Great first paragraphs! Set in France just after WWI. This is a story of loss and renewal. Beautiful writing. I'm reading it too fast; sucked into the story. This is prose to be savored... Kate Mosse is co-founder and honorary director of the prestigious Orange Prize for Fiction. Visit the site. One could most assuredly find a fine reading list there.

Looking forward to reading through her backlist:

Labyrinth
Sepulcher
Crucifix Lane
Eskimo Kissing

Monday, March 28, 2011

WINTER GARDEN


Nowhere was the quiet more noticeable than in Meredith Whitson's own house. At twelve, she had already discovered the empty space that gathered between people. She longed for her family to be like those she saw on television, where everything looked perfect and everyone got along. No one, not even her beloved father, understood how alone she often felt within these four walls, how invisible.
Winter Garden
Kristin Hannah


From the author of acclaimed national bestseller Firefly Lane comes a haunting, heartbreakingly beautiful novel that illuminates the intricate mother-daughter bond and explores the enduring links between past and present.


Sometimes when you open the door to your mother’s past, you find your own future…

Meredith and Nina Whitson are as different as sisters can be. One stayed at home to raise her children and manage the family apple orchard; the other followed a dream and traveled the world to become a famous photojournalist. But when their beloved father falls ill, these two estranged women will find themselves together again, standing alongside their cold, disapproving mother, Anya, who even now, offers no comfort to her daughters. On his deathbed, their father extracts one last promise from the women in his life.

It begins with a story that is unlike anything the sisters have heard before—a captivating, mysterious love story that spans sixty-five years and moves from frozen, war torn Leningrad to modern-day Alaska. The vividly imagined tale brings these three women together in a way that none could have expected. Meredith and Nina will finally learn the secret of their mother’s past and uncover a truth so terrible it will shake the foundation of their family and change who they think they are.

Every once in a while a writer comes along who navigates the complex and layered landscape of the human heart.

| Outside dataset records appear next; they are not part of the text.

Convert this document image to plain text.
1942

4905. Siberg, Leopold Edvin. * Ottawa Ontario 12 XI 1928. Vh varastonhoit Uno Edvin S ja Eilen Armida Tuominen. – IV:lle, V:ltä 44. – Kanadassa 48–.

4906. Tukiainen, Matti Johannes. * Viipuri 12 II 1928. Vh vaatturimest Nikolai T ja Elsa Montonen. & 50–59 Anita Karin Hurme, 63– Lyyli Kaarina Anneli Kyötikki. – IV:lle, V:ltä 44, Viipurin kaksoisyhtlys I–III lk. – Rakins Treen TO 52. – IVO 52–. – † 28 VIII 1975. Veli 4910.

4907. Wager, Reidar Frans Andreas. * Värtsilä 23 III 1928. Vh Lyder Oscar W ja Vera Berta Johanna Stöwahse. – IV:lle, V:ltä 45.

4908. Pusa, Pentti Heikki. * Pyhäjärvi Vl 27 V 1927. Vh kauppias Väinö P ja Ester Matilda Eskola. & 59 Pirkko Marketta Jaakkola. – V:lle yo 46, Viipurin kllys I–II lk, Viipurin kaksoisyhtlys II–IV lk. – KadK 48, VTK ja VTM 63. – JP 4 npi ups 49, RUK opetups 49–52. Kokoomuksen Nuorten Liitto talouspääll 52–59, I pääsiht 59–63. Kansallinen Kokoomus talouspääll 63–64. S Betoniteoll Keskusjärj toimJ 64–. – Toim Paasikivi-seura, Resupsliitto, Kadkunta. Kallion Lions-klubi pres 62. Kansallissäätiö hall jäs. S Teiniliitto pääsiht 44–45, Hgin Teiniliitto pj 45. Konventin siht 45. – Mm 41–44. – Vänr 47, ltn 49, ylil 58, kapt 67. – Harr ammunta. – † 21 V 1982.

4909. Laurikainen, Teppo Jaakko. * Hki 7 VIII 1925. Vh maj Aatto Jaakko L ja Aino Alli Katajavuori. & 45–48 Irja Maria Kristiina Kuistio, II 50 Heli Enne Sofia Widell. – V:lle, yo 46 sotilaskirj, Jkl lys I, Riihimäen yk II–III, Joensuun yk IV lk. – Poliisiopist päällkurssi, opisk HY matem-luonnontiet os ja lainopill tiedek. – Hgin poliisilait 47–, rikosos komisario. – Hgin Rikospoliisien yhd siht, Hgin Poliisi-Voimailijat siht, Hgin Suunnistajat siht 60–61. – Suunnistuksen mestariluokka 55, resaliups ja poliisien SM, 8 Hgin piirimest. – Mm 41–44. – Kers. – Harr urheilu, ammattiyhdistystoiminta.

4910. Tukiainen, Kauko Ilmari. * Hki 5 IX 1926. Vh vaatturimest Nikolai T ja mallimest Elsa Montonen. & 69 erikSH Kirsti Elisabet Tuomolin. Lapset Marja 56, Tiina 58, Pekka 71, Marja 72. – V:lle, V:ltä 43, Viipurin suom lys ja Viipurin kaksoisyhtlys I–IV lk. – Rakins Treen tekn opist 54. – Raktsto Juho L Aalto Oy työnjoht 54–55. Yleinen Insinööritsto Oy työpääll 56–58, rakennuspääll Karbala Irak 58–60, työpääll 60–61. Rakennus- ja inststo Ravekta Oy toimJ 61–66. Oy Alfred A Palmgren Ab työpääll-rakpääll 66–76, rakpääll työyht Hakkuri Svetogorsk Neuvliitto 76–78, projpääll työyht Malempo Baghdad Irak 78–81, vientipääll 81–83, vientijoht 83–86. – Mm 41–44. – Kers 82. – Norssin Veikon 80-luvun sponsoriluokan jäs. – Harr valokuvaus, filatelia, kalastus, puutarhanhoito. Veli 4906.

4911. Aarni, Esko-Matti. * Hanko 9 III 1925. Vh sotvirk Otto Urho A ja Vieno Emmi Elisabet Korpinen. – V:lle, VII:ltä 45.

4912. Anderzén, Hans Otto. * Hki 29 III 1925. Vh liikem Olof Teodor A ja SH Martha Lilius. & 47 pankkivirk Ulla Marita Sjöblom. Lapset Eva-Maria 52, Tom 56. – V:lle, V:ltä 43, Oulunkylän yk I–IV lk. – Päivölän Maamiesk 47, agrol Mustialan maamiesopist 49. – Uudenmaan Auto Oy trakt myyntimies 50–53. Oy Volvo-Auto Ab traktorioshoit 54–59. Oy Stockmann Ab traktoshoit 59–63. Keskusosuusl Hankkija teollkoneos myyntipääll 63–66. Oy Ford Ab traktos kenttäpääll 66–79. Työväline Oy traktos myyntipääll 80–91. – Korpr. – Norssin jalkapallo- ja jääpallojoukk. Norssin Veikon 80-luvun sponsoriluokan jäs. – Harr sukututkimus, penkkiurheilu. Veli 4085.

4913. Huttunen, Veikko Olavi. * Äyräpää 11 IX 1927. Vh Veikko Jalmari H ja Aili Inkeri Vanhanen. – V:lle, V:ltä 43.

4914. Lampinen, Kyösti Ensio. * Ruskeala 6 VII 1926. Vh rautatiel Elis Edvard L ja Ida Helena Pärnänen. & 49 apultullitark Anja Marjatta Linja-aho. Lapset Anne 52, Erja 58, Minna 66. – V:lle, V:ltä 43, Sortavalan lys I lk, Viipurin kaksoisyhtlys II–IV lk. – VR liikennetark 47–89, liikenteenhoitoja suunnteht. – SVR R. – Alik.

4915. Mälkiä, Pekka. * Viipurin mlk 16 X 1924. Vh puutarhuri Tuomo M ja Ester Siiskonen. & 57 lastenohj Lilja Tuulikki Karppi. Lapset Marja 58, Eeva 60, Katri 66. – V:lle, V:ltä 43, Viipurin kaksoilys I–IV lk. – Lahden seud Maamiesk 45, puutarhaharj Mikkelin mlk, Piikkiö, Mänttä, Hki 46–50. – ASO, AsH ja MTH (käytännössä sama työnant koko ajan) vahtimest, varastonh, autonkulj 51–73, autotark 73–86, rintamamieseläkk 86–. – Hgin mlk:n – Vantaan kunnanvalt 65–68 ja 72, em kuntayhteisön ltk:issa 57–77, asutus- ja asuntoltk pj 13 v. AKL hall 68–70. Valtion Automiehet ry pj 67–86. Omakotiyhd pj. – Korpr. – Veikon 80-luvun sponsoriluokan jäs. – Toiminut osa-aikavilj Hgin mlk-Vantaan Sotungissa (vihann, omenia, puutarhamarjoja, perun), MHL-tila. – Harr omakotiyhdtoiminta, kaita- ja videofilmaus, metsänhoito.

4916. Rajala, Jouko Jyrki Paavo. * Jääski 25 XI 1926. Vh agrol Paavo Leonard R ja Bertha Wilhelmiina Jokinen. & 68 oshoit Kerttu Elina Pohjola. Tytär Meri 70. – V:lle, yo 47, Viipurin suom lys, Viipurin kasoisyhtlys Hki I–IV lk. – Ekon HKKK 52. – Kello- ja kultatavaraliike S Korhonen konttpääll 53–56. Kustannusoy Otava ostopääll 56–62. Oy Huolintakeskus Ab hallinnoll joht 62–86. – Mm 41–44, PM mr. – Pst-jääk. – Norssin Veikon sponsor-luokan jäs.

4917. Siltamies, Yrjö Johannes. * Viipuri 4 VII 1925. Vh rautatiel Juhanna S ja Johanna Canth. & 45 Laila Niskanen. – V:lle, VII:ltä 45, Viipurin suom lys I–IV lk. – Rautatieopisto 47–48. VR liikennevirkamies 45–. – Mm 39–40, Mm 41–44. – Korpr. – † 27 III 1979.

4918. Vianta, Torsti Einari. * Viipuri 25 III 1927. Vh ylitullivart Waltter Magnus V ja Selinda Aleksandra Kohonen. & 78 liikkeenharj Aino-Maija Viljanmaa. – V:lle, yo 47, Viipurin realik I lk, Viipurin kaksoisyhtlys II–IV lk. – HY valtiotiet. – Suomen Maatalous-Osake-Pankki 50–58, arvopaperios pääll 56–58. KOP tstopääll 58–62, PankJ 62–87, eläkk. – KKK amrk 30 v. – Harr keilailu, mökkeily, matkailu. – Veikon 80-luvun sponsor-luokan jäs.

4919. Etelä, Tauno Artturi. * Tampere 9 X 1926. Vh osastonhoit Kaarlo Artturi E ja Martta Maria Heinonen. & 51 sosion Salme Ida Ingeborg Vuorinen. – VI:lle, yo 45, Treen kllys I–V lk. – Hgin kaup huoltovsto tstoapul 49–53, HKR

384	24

For this generation, it’s Kristin Hannah. Mesmerizing from the first page to the last, Winter Garden is an evocative, lyrically-written novel that will long be remembered.
http://www.kristinhannah.com/content/books_winter_garden.php

Friday, March 25, 2011

THESE THINGS HIDDEN



Heather Gudenkauf

Gudenkauf's scintillating second suspense novel (after The Weight of Silence) opens with the release of 21-year-old Allison Glenn from prison, where she has served five years for an unspecified but particularly horrible crime. Allison is reluctant to enter a halfway house in her hometown of Linden Falls, Iowa, where "even a heroin-addicted prostitute arrested for armed robbery and murder would get more compassion than I ever will." Allison, her family's former golden girl, secures a job at a local bookstore, but her efforts to resume some sort of normal life are undermined by her well-to-do parents' indifference, her sister's hatred, and the stigma of her conviction. Meanwhile, one little boy holds the key to the tragedy that led to Allison's imprisonment. The author slowly and expertly reveals the truth in a tale so chillingly real, it could have come from the latest headlines.